The research team created a control group by matching each subject to four male and four female peers from an equivalent age bracket and municipality of birth, for a total of over 16,000 control subjects.
While researchers found higher rates of both suicide mortality and all-cause mortality among the gender-distressed youth, once their psychiatric treatment history was taken into account, those differences evaporated.
“Gender dysphoria per se does not seem to predict neither all-cause nor suicide mortality in gender-referred adolescents,” the researchers concluded.
The “main predictor of mortality in this population is psychiatric morbidity,” they note.
“Medical gender reassignment does not have an impact on suicide risk.”
Elaborating further, they explain:
In this nationally representative, register-based, long-term, follow-up study, the all-cause mortality of gender-referred adolescents did not statistically significantly differ from that of matched population controls. Suicide mortality first appeared to be much higher among gender-referred participants; however, the association was fully explained by psychiatric treatment history. All-cause and suicide mortalities did not differ between those gender referred who had and had not proceeded to GR [gender reassignment: masculinising/feminising hormonal treatments, mastectomies and/or genital surgery] when psychiatric treatment history was accounted for.
“This does not support the claims that GR is necessary in order to prevent suicide,” the research team concluded.
Harm prevention
Australian journalist Bernard Lane, editor of Gender Clinic News, is one of the most authoritative sources on gender medicine, according to Mercator’s Michael Cook.

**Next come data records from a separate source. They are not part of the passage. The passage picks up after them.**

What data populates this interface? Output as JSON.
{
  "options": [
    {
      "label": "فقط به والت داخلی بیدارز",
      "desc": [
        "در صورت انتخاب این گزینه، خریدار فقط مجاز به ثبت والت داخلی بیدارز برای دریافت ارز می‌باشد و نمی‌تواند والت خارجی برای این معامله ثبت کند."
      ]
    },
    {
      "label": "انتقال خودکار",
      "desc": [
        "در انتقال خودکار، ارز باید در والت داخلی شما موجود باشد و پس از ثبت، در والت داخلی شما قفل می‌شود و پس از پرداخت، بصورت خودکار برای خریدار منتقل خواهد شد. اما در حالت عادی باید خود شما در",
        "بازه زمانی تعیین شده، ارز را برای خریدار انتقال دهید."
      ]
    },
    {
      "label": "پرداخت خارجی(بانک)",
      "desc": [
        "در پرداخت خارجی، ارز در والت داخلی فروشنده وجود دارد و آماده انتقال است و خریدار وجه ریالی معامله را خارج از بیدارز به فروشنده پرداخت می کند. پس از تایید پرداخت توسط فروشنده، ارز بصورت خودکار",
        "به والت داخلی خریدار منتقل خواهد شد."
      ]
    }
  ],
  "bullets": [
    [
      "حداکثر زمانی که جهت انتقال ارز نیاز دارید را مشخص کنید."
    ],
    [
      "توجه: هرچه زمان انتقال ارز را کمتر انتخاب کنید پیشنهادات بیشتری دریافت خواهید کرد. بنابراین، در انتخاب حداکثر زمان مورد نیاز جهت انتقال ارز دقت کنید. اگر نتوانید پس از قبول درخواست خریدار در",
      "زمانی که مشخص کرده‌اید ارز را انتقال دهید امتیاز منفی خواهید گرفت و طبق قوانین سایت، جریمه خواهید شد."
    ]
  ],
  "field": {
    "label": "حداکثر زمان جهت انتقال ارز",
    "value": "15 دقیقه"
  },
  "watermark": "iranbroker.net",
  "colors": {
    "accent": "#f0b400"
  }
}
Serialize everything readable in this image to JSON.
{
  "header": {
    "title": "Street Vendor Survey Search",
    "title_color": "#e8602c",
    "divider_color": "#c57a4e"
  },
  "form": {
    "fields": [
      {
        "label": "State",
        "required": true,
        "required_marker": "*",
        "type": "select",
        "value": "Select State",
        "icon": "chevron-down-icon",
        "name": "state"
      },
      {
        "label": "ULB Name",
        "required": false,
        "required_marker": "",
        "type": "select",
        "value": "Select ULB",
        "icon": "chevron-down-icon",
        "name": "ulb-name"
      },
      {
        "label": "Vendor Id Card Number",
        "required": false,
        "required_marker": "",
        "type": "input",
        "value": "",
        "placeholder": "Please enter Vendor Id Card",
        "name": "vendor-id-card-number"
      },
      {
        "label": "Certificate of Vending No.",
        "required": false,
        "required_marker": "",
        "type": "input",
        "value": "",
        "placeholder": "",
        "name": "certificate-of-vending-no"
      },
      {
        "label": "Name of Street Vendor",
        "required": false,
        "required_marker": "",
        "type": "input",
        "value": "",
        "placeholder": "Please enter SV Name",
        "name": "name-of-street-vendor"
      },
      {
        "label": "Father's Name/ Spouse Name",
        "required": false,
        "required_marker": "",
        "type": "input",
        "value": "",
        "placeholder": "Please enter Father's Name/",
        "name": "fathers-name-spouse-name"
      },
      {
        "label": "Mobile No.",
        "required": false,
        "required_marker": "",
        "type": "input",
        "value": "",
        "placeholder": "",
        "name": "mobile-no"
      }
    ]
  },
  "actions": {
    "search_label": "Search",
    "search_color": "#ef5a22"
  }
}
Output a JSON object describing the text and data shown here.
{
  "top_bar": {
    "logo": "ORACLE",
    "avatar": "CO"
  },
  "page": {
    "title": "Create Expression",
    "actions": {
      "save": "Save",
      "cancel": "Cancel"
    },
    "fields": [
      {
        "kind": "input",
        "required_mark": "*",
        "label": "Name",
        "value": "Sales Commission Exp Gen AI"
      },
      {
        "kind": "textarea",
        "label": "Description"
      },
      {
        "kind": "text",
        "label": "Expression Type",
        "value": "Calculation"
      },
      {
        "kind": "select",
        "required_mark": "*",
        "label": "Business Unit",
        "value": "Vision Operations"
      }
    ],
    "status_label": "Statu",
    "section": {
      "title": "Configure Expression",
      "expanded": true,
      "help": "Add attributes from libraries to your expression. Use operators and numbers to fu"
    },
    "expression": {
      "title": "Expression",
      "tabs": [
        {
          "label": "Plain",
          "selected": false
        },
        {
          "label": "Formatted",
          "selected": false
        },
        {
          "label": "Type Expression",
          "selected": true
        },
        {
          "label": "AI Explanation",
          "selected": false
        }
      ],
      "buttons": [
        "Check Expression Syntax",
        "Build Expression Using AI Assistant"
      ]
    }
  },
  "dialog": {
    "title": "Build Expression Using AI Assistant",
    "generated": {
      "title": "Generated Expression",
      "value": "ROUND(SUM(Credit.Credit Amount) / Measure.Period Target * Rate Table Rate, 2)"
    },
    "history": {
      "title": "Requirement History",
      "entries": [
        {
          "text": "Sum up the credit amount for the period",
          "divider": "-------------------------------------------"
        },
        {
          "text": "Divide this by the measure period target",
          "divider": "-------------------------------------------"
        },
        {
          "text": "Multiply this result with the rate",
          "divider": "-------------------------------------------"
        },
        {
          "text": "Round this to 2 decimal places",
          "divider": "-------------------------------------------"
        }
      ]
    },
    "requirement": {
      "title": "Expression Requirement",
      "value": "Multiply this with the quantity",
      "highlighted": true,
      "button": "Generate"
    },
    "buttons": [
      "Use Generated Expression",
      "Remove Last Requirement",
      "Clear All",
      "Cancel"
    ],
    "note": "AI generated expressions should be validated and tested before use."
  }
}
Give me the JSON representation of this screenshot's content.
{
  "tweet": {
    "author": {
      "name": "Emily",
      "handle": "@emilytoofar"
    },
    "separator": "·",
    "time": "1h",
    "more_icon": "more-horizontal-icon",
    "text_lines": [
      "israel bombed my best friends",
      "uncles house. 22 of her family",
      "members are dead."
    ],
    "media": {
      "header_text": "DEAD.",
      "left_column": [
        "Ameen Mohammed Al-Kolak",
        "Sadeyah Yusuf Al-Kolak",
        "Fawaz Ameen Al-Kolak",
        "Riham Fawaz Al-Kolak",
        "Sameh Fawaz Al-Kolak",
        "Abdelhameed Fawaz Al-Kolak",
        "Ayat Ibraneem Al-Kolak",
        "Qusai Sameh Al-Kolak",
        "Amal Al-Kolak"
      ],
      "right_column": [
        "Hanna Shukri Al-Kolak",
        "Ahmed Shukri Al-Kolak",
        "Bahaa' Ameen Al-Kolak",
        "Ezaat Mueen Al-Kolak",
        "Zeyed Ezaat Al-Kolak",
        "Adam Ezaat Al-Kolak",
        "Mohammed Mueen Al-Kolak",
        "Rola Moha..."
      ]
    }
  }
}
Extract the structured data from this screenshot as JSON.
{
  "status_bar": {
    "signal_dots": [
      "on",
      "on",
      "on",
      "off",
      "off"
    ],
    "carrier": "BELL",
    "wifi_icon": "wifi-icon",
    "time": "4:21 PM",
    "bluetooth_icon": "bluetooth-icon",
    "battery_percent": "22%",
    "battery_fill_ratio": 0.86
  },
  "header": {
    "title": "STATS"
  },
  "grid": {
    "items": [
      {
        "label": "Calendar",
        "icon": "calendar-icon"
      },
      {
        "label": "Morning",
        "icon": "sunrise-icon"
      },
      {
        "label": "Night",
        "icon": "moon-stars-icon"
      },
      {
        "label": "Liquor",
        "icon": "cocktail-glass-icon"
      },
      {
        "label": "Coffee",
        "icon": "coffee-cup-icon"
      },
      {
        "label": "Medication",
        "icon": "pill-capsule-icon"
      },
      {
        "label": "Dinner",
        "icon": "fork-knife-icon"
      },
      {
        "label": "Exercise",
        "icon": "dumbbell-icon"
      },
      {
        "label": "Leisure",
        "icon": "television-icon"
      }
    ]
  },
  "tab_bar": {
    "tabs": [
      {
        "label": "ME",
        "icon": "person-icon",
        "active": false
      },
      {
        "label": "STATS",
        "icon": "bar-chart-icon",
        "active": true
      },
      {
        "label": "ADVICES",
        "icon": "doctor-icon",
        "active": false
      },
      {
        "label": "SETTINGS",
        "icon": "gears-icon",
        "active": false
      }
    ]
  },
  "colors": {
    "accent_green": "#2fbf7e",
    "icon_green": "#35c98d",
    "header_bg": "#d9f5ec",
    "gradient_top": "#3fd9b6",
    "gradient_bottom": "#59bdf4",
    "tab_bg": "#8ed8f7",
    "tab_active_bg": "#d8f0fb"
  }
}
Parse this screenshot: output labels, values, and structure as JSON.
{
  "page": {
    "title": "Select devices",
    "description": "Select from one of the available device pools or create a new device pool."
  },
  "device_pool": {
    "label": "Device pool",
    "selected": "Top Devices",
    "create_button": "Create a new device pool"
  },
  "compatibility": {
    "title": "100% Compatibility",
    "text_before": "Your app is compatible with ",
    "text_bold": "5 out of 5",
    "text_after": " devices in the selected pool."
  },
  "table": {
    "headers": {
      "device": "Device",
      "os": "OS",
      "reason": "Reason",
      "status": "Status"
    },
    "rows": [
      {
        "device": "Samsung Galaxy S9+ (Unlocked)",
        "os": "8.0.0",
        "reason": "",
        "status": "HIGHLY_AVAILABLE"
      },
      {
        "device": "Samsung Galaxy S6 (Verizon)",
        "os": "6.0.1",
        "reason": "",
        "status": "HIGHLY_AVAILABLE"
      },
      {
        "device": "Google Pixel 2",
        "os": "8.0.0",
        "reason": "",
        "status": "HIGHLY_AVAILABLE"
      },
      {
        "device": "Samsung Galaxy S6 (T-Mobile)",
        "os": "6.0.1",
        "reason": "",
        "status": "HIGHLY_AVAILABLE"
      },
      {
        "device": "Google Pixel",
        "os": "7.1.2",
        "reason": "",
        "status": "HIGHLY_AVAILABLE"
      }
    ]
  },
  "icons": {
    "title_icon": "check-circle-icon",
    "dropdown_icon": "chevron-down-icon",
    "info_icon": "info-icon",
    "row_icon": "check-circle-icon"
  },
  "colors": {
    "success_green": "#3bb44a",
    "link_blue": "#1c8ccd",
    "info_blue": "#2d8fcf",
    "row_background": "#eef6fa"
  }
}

Lane has dubbed the new Finnish paper “landmark research” in a field dominated by “low-quality anonymous online self-report surveys with no follow-up checks, potential exaggeration driven by a constant ‘transition or suicide’ narrative, and ‘convenience samples’ unlikely to be representative”. He writes:
The new Finnish study vindicates that country’s 2020 adoption of a more cautious treatment policy which first targets psychiatric, social and educational problems among gender-distressed youth before any assumption of a stable trans identity justifying “experimental” affirmation with hormones or surgery.
Lane took particular interest in the involvement of psychiatrist Riittakerttu Kaltiala in the latest Finnish study.
Kaltiala “helped pioneer paediatric gender medicine in Finland,” Lane explains, “but became concerned when she and her colleagues did not see the good outcomes promised by the internationally imitated ‘Dutch protocol’ of puberty blockers followed by cross-sex hormones and surgery”.
Separate to the Finnish study, television celebrity Dr Phil appeared in an interview with Joe Rogan last week, in which he came out swinging against all things “gender-affirming care”.
“I thought the deal was first do no harm,” Dr Phil told his host.
“I have never seen [all the major medical] organisations sign off on anything with less information as to whether or not it does long-term harm in my life.”
Everywhere you look, the “trans surgery or suicide” schtick is on its last legs.
Australia and America, take note.
There couldn’t be better news for gender-confused children, who in the years to come will finally be able to access the care they really need.